Earlier this week, WISN 12 News gave their viewers a heartbreaking look at how Edward Kingery spends most of his nights in freezing temperatures. After the story aired, there was a tremendous outpouring of support from social media and many people called and emailed the news outlet newsroom seeking information on how they can help the homeless man.
As the news station explained in their report, Edward Kingery’s life took a turn for the worse and he became homeless after losing his long-time job and experiencing the death of several of his family members.
Kingery now lives in a tent under a bridge battling severe weather conditions and other obstacles every night.
“Yeah, we don’t have much,” Kingery said. “I’m freezing half to death every night. What I do at night is I wrap myself in as many sleeping bags as I can,” he explained to Tim Elliot of WISN 12 News. “It’s cold down here at night, man, it really is and especially on top of concrete.”
When Karyn Oberlander heard of Kingery’s dire situation, she immediately wanted to meet him to lend a helping hand. Upon seeing the homeless man, she greeted him with a hug and a gift.

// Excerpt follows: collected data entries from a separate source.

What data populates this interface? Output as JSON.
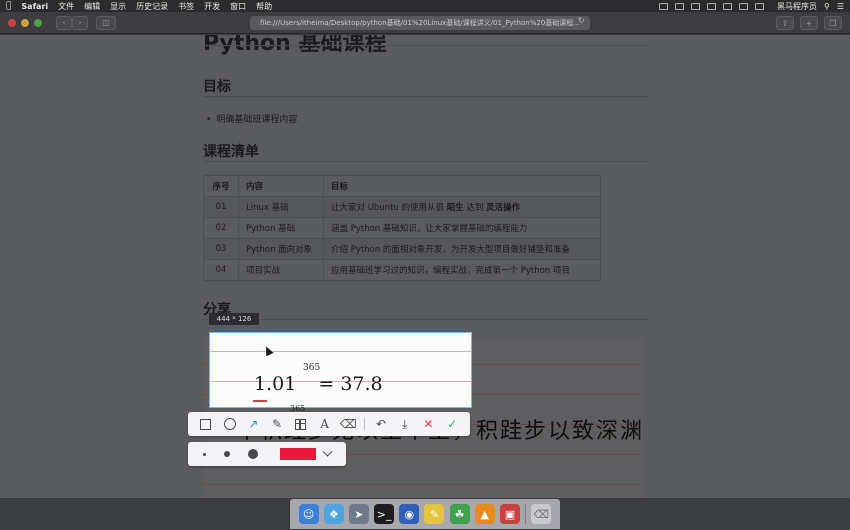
{
  "menubar": {
    "app_name": "Safari",
    "items": [
      "文件",
      "编辑",
      "显示",
      "历史记录",
      "书签",
      "开发",
      "窗口",
      "帮助"
    ],
    "user": "黑马程序员"
  },
  "browser": {
    "address": "file:///Users/itheima/Desktop/python基础/01%20Linux基础/课程讲义/01_Python%20基础课程..."
  },
  "document": {
    "title_partial": "Python 基础课程",
    "section_goal": "目标",
    "goal_item": "明确基础班课程内容",
    "section_list": "课程清单",
    "table_headers": [
      "序号",
      "内容",
      "目标"
    ],
    "rows": [
      {
        "num": "01",
        "content": "Linux 基础",
        "goal_a": "让大家对 Ubuntu 的使用从很 ",
        "goal_b": "陌生",
        "goal_c": " 达到 ",
        "goal_d": "灵活操作"
      },
      {
        "num": "02",
        "content": "Python 基础",
        "goal": "涵盖 Python 基础知识，让大家掌握基础的编程能力"
      },
      {
        "num": "03",
        "content": "Python 面向对象",
        "goal": "介绍 Python 的面相对象开发，为开发大型项目做好铺垫和准备"
      },
      {
        "num": "04",
        "content": "项目实战",
        "goal": "应用基础班学习过的知识，编程实战，完成第一个 Python 项目"
      }
    ],
    "section_share": "分享",
    "image_formula": "1.01",
    "image_exponent": "365",
    "image_result": "= 37.8",
    "image_exponent_below": "365",
    "image_handwriting": "不积跬步无以至千里，积跬步以致深渊"
  },
  "capture": {
    "size_label": "444 * 126",
    "tools": [
      "rectangle-tool",
      "ellipse-tool",
      "arrow-tool",
      "pen-tool",
      "mosaic-tool",
      "text-tool",
      "eraser-tool",
      "undo",
      "download",
      "cancel",
      "confirm"
    ],
    "colors": {
      "selection_border": "#7ab6e8",
      "active_tool": "#1f8fd8",
      "cancel": "#e04141",
      "confirm": "#33b26a",
      "selected_color": "#e8193c"
    }
  }
}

“That was awesome, I mean I felt that hug and I’m just really glad that I was able to make him feel that way,” Oberlander was quoted as saying. “To want to hug me and hug me that hard and that tight.”
Oberlander’s gift to the homeless man was a $100 Visa gift card and a $20 bus card. Although Kingery initially declined the woman’s generous gift, Oberlander was intent on helping and insisted that he accept it.
“I’m overwhelmed,” Kingery said after receiving the gift. “My heart is just joyful.”
Oberlander was especially moved by Kingery’s story because she was also homeless for 10 years.
“You know I’ve been homeless, too,” she said, holding back tears. “So that kind of touched home with me too, you know I’ve been there. Especially in the winter time like this, it’s even worse.”
She also told reporters that she reached out to Kingery because she wanted to set an example for her two sons and show them not to judge a book by its cover and to realize homeless people are people too.
“The stigma of homeless people being “bad” or “alcoholics” or “drug addicts” is not always the case,” Oberlander explained.